I think it’s very important to understand and figure out the fundamentals there. What is the vision? What is the value that is being delivered? And that goes for entrepreneurs as well as folks who are trying to perhaps join the company. Like what is the vision that you’re building on? What is the value that you’re going to be adding? And how are you going to make money? So that is good advice through and through.

Now, on to my last question, Gagan, and this is something I ask everybody who comes on the show. You know, you had also made quite a leap from Web 2 to Web 3 in the early days. What would be your suggestions for somebody who’s facing this same dilemma? Because, you know, you’ve said some, you have said earlier decentralization for the sake of decentralization should be avoided.

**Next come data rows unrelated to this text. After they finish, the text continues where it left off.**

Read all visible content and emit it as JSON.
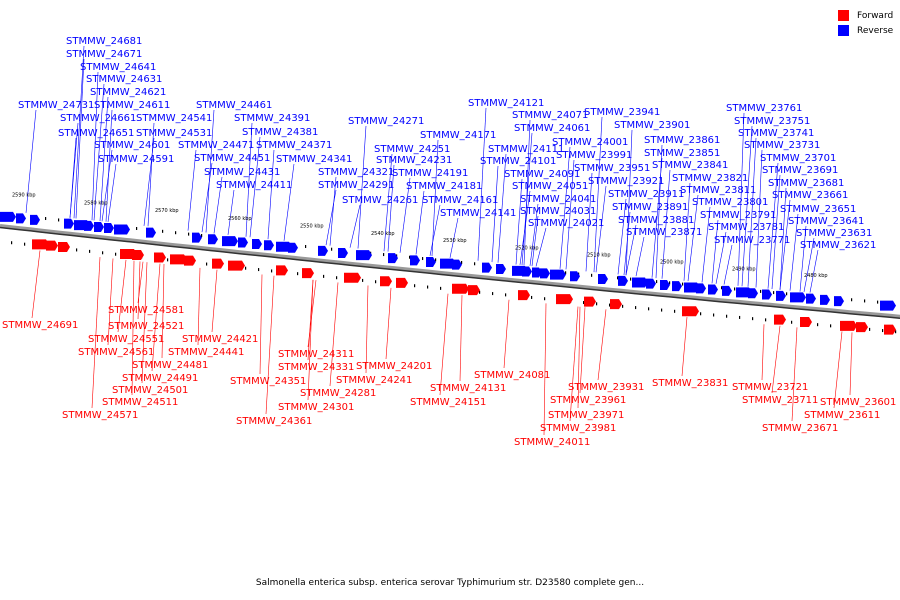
{
  "legend": {
    "forward_label": "Forward",
    "reverse_label": "Reverse",
    "forward_color": "#ff0000",
    "reverse_color": "#0000ff"
  },
  "caption": "Salmonella enterica subsp. enterica serovar Typhimurium str. D23580 complete gen...",
  "ticks": [
    "2590 kbp",
    "2580 kbp",
    "2570 kbp",
    "2560 kbp",
    "2550 kbp",
    "2540 kbp",
    "2530 kbp",
    "2520 kbp",
    "2510 kbp",
    "2500 kbp",
    "2490 kbp",
    "2480 kbp"
  ],
  "reverse_genes": [
    "STMMW_24681",
    "STMMW_24671",
    "STMMW_24641",
    "STMMW_24631",
    "STMMW_24621",
    "STMMW_24611",
    "STMMW_24731",
    "STMMW_24661",
    "STMMW_24651",
    "STMMW_24601",
    "STMMW_24591",
    "STMMW_24541",
    "STMMW_24531",
    "STMMW_24461",
    "STMMW_24391",
    "STMMW_24381",
    "STMMW_24471",
    "STMMW_24371",
    "STMMW_24451",
    "STMMW_24431",
    "STMMW_24411",
    "STMMW_24341",
    "STMMW_24271",
    "STMMW_24321",
    "STMMW_24291",
    "STMMW_24251",
    "STMMW_24231",
    "STMMW_24261",
    "STMMW_24121",
    "STMMW_24171",
    "STMMW_24191",
    "STMMW_24181",
    "STMMW_24071",
    "STMMW_24061",
    "STMMW_24111",
    "STMMW_24101",
    "STMMW_24161",
    "STMMW_24141",
    "STMMW_24091",
    "STMMW_24051",
    "STMMW_24041",
    "STMMW_24031",
    "STMMW_24021",
    "STMMW_23941",
    "STMMW_23901",
    "STMMW_24001",
    "STMMW_23991",
    "STMMW_23951",
    "STMMW_23921",
    "STMMW_23911",
    "STMMW_23891",
    "STMMW_23881",
    "STMMW_23871",
    "STMMW_23861",
    "STMMW_23851",
    "STMMW_23841",
    "STMMW_23821",
    "STMMW_23811",
    "STMMW_23801",
    "STMMW_23791",
    "STMMW_23781",
    "STMMW_23771",
    "STMMW_23761",
    "STMMW_23751",
    "STMMW_23741",
    "STMMW_23731",
    "STMMW_23701",
    "STMMW_23691",
    "STMMW_23681",
    "STMMW_23661",
    "STMMW_23651",
    "STMMW_23641",
    "STMMW_23631",
    "STMMW_23621"
  ],
  "forward_genes": [
    "STMMW_24691",
    "STMMW_24581",
    "STMMW_24521",
    "STMMW_24551",
    "STMMW_24561",
    "STMMW_24481",
    "STMMW_24491",
    "STMMW_24501",
    "STMMW_24511",
    "STMMW_24571",
    "STMMW_24421",
    "STMMW_24441",
    "STMMW_24311",
    "STMMW_24331",
    "STMMW_24351",
    "STMMW_24361",
    "STMMW_24201",
    "STMMW_24241",
    "STMMW_24281",
    "STMMW_24301",
    "STMMW_24131",
    "STMMW_24151",
    "STMMW_24081",
    "STMMW_24011",
    "STMMW_23931",
    "STMMW_23961",
    "STMMW_23971",
    "STMMW_23981",
    "STMMW_23831",
    "STMMW_23721",
    "STMMW_23711",
    "STMMW_23671",
    "STMMW_23601",
    "STMMW_23611"
  ]
}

But if somebody is trying to decide, you know, whether they want to get into Web 3 as a user or as somebody who wants to move from Web 2 and start building in Web 3, what would be your advice to them for them to start living on blockchain? As a user, be prepared for some pain initially, because we are still, you know, as an industry, we are still working on improving the fundamentals. It’s like just like how you initially when people adopted the internet, there was like dial-up and there used to be Walkman before there was MP3s in music, right? There were video cassettes before there was Netflix. So this, the crypto industry, the crypto experience and UX and scalability is evolving.

So that’s why I say like as a user, you’ll need to be a little more patient. So that’s like one. The, as a user also, like you have to be, you know, very careful, like depending on what your risk appetite is in what assets are safe to use, what assets are risky, which wallets are safe to use, which are risky.

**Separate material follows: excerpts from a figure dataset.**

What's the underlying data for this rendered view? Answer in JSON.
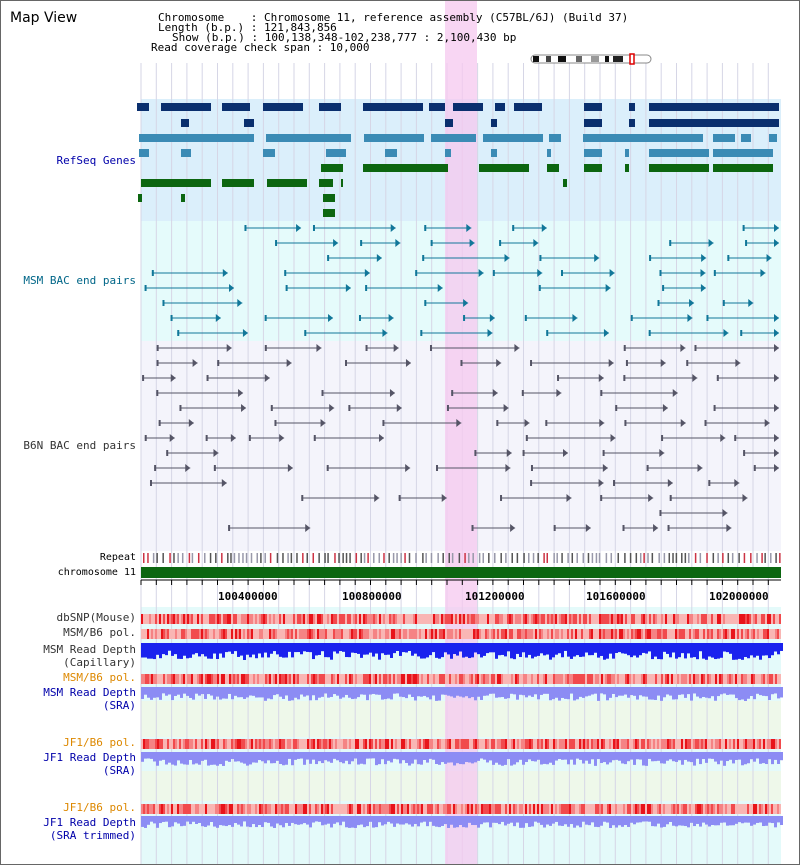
{
  "page_title": "Map View",
  "header": {
    "chromosome_line": "Chromosome    : Chromosome 11, reference assembly (C57BL/6J) (Build 37)",
    "length_line": "Length (b.p.) : 121,843,856",
    "show_line": "Show (b.p.) : 100,138,348-102,238,777 : 2,100,430 bp",
    "coverage_line": "Read coverage check span : 10,000"
  },
  "tracks": {
    "refseq": "RefSeq Genes",
    "msm_bac": "MSM BAC end pairs",
    "b6n_bac": "B6N BAC end pairs",
    "repeat": "Repeat",
    "chromosome": "chromosome 11",
    "dbsnp": "dbSNP(Mouse)",
    "msm_b6_pol_1": "MSM/B6 pol.",
    "msm_read_depth_cap_1": "MSM Read Depth",
    "msm_read_depth_cap_2": "(Capillary)",
    "msm_b6_pol_2": "MSM/B6 pol.",
    "msm_read_depth_sra_1": "MSM Read Depth",
    "msm_read_depth_sra_2": "(SRA)",
    "jf1_b6_pol_1": "JF1/B6 pol.",
    "jf1_read_depth_sra_1": "JF1 Read Depth",
    "jf1_read_depth_sra_2": "(SRA)",
    "jf1_b6_pol_2": "JF1/B6 pol.",
    "jf1_read_depth_trim_1": "JF1 Read Depth",
    "jf1_read_depth_trim_2": "(SRA trimmed)"
  },
  "ruler_ticks": [
    "100400000",
    "100800000",
    "101200000",
    "101600000",
    "102000000"
  ],
  "colors": {
    "label_black": "#333333",
    "label_blue": "#0000aa",
    "label_teal": "#006688",
    "label_orange": "#dd8800",
    "refseq_dark": "#0a2f6e",
    "refseq_mid": "#3b8bb5",
    "refseq_green": "#0c6610",
    "highlight": "#f5c8ef"
  }
}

So if you are risk averse, then start with a trusted, like a trusted exchange or trusted party. I think CoinDCX folks are doing really good. They are.

So as an example, I have no affiliation with them, just like based on my understanding and reading. And so, but like start with them versus, or start with like a Uniswap or an Aave, which is, which again might be a leap for a completely new user. But if you use DeFi, you’ll experience the power of what the industry is all about and the ethos of decentralized finance.

It is extremely fascinating to, because of questions, it breaks the mental model of like how a bank should exist and operate and how you can exchange value with anyone around the world. So my advice to the users is come in with curiosity, operate with patience and a little bit of caution, exercise caution, right? For builders, it is that you have to like, you know, start from fundamentals and focus on solving core user problems, core user needs. And like this is an open invitation to builders to get in touch, build with not just us, but like, you know, find the people you, you can, you can understand that are operating with maturity and like operating from very clear principles because your time is really precious and you want to invest that time in things that matter.

So don’t chase the hype train is my one piece of advice. Yeah, don’t chase the hype train. I think that is just the advice to wrap this up with.

Thank you so much, Gagan, for making the time to speak to me today. This has been a really insightful conversation. I’m sure my listeners will enjoy it.

Appreciate the conversation. Thank you so much.